The Story
Why it exists.
The beginning
Ahmed Al Maghribi built its identity around oud-forward compositions rooted in traditional Arabian perfumery. Musk & Leather is the house's answer to a specific question: what happens when you refuse to choose between sweetness and depth? The brief was straightforward, bring the apricot forward without losing the leather's gravity. Keep the oud present without making it a closed book for newcomers. In 2024, the house delivered exactly that: a fragrance that plays both sides of its own character and gets away with it.

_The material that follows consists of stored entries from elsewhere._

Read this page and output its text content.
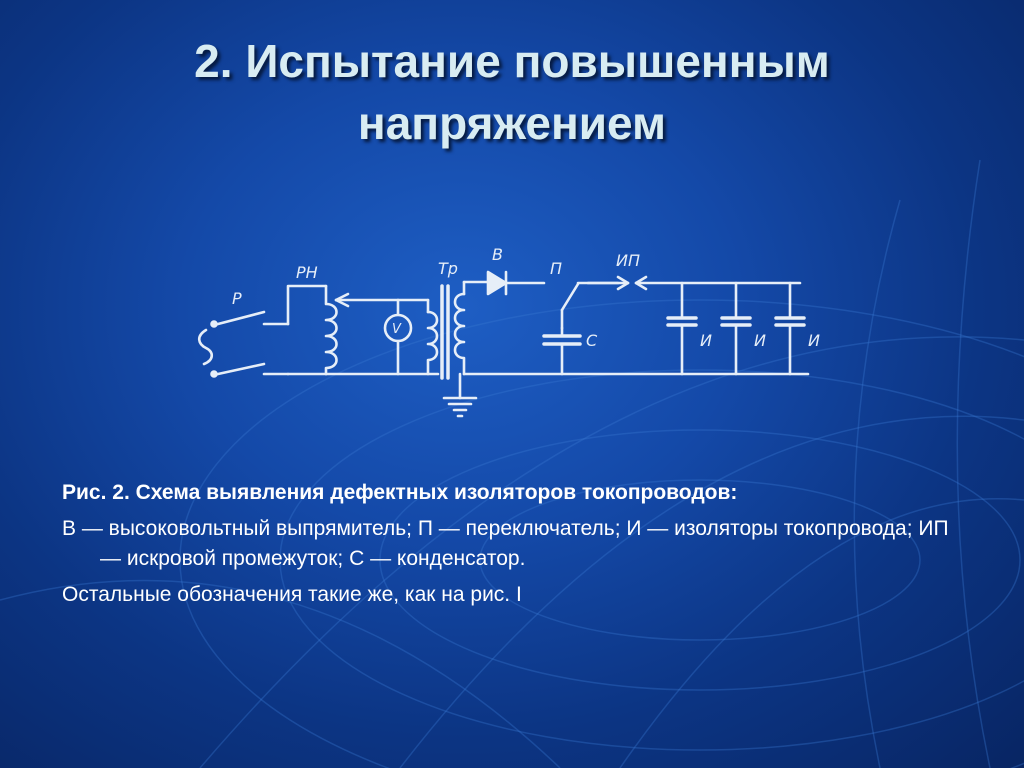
2. Испытание повышенным
напряжением
Р
РН
V
Тр
В
П
С
ИП
И	И	И

Рис. 2. Схема выявления дефектных изоляторов токопроводов:

В — высоковольтный выпрямитель; П — переключатель; И — изоляторы токопровода; ИП — искровой промежуток; С — конденсатор.

Остальные обозначения такие же, как на рис. I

The tension at the centre of Musk & Leather is what makes it work. Apricot is a fruit note that usually signals lightness, jams, body lotions, the top of a summer pyramid. Leather is none of those things. It's aged, animalic, something that gets better with time. Putting them in the same composition is a deliberate act of contradiction. Papyrus bridges the two, giving the leather an additional paper-dry dimension that keeps the sweetness honest. Oud anchors the whole thing, ensuring the fruit never reads as frivolous. This isn't a fragrance that hedges its bets, it commits.
The evolution
The opening hits bright. Apricot arrives first, ripe, slightly tart, almost juicy. Cranberry and raspberry underneath give it a tartness that saves it from being one-dimensional. The honey in the heart begins to pull the sweetness downward, deepening the fruit into something warmer. The leather doesn't storm in. It arrives quietly, first as warmth against the skin, then as something you can actually name. The oud and papyrus give the leather a smoky, dry quality, not new-car leather, not work-boot leather. Something older. The base is where this fragrance earns its reputation. Musk, vanilla, amber, and cocoa don't compete. They layer. What started as fruit becomes something you can feel on your own skin, lingering well beyond the initial application. On fabric, it lasts until the next day.
Cultural impact
Musk & Leather arrives at a moment when Middle Eastern fragrance houses are reshaping global perfume culture. Ahmed Al Maghribi, operating from Ajman since 2000, has built a collection that blends Gulf perfumery traditions with contemporary Western tastes. The fruit-leather pairing represents a deliberate move toward accessibility: apricot and cranberry soften the animalic oud heart, making the composition feel familiar to those who discovered fragrance through mainstream fruity florals while still delivering the smoky depth that Gulf enthusiasts expect.